Adalah bentuk upaya untuk mewujudkan
keasrian suasana pembelajaran di kampus, dan membantu upaya Go Gren pada bumi.
Penanaman ratusan bahkan ribuan pohon belum cukup membantu upaya pelaksanaan
kampus hijau. Yang harus menjadi sorotan penting ialah fasilitas dari kampus
itu sendiri. Pengadaan tempat sampah yang memadai, pengadaan tempat untuk
istirahat di luar kelas yang nyaman, pengadaan smoking area yang memadai.
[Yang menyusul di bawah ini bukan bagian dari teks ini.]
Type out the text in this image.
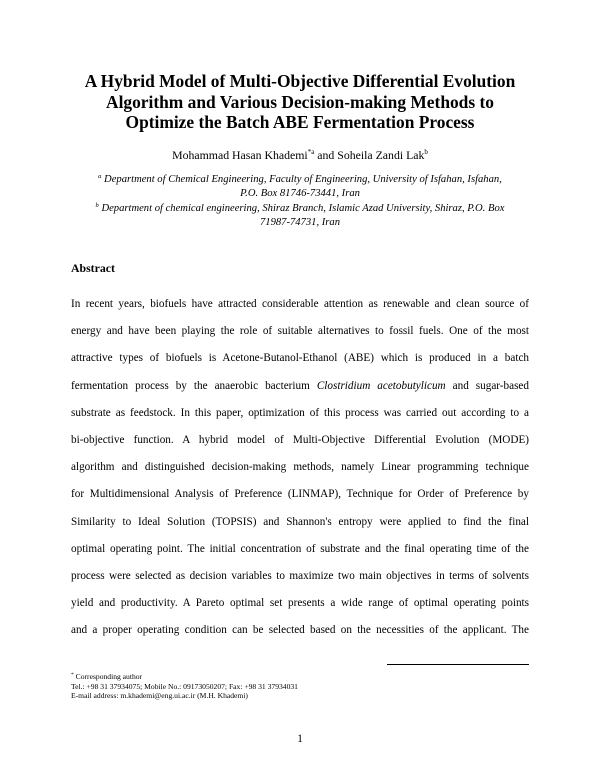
A Hybrid Model of Multi-Objective Differential Evolution
Algorithm and Various Decision-making Methods to
Optimize the Batch ABE Fermentation Process
Mohammad Hasan Khademi$^{*a}$ and Soheila Zandi Lak$^b$
$^a$ Department of Chemical Engineering, Faculty of Engineering, University of Isfahan, Isfahan,
P.O. Box 81746-73441, Iran
$^b$ Department of chemical engineering, Shiraz Branch, Islamic Azad University, Shiraz, P.O. Box
71987-74731, Iran
Abstract
In recent years, biofuels have attracted considerable attention as renewable and clean source of
energy and have been playing the role of suitable alternatives to fossil fuels. One of the most
attractive types of biofuels is Acetone-Butanol-Ethanol (ABE) which is produced in a batch
fermentation process by the anaerobic bacterium Clostridium acetobutylicum and sugar-based
substrate as feedstock. In this paper, optimization of this process was carried out according to a
bi-objective function. A hybrid model of Multi-Objective Differential Evolution (MODE)
algorithm and distinguished decision-making methods, namely Linear programming technique
for Multidimensional Analysis of Preference (LINMAP), Technique for Order of Preference by
Similarity to Ideal Solution (TOPSIS) and Shannon's entropy were applied to find the final
optimal operating point. The initial concentration of substrate and the final operating time of the
process were selected as decision variables to maximize two main objectives in terms of solvents
yield and productivity. A Pareto optimal set presents a wide range of optimal operating points
and a proper operating condition can be selected based on the necessities of the applicant. The
* Corresponding author
Tel.: +98 31 37934075; Mobile No.: 09173050207; Fax: +98 31 37934031
E-mail address: m.khademi@eng.ui.ac.ir (M.H. Khademi)
1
Ada hal lain yang bisa saja
menghambat upaya green campus, yaitu meluapnya volume kendaraan-kendaraan
pribadi yang memenuhi area parkir kampus baik itu kendaraan roda dua maupun
kendaraan roda empat. Hal ini juga patut diperhatikan mengingat banyaknya
kendaraan mengartikan makin banyak polusi-polusi yang menyebabkan
ketidaknyamanan udara di kampus.
Andai dosen dan mahasiswa yang
selama ini menggunakan mobil pribadi atau motor mau meninggalkan kendaraan
mereka di garasi, dan memilih berjalan kaki, bersepeda, atau naik angkutan
umum ketika pergi ke kampus, pasti lahan-lahan di kampus yang selama ini
dibeton atau diaspal lantaran dijadikan tempat parkir bisa disulap menjadi
taman.
Tidak kalah pentingnya juga bagi
masyarakat kampus baik itu dosen atau mahasiswa juga harus bisa mengaplikasikan
IPTEK Bidang Lingkungan Hidup secara nyata, hal ini bertujuan untuk
meningkatkan kesadaran serta kepedulian warga kampus untuk membantu mengurangi
pemanasan global.
Yang menentukan keberhasilan atau
kesuksesan upaya Green Campus dinilai dari segi:
1. Efisiensi
penggunaan kertas pada waktu proses pembelajaran
2. Efisiensi
pengelolaan sampah
3. Efisiensi
penggunaan lahan sebagai ruang terbuka hijau
4. Efisiensi
penggunaan listrik
5. Efisiensi
penggunaan Air
6. Efisiensi
pemakaian sumber daya alam
Pengelolaan sampah contohnya,
melakukan pembakaran sampah seperti yang biasa dilakukan bukanlah merupakan
solusi penyelesaian masalah yang tepat. Hal ini dapat merusak lapisan ozon
karna asap yang ditimbulkan merupakan gas berbahaya. Hendaknya kita melakukan
cara yang lebih efisien dalam mengelola sampah, sebagai contoh mulai membedakan
mana sampah organic & Non - Organik.
Penerapan konsep 4R (Reduce,
Recycle, Reuse, dan Repair/Recovery) pun harus mulai kita lakukan. Karena hal
ini merupakan penyelesaian masalah yang sangat baik termasuk di lingkungan
kampus.
Lalu yang tidak kalah pentingnya
ialah pemanfaatan sumber daya alam seperti air. Pemanfaatan air di lingkungan
kampus sepertinya sudah kerap dilakukan dengan cara mematikan air di sebagian
toilet kampus. Walaupun secara kuantitatif jumlah air di bumi relatif tidak
berkurang, namun secara kualitas banyak sumber-sumber air yang telah mengalami
pencemaran, baik air permukaan maupun air tanah. Pemanfaatan air permukaan (air
sungai) sebagai sumber air bersih ini bukan saja membutuhkan pengolahan dengan
teknologi yang ekstra, namun juga membutuhkan biaya yang cukup tinggi.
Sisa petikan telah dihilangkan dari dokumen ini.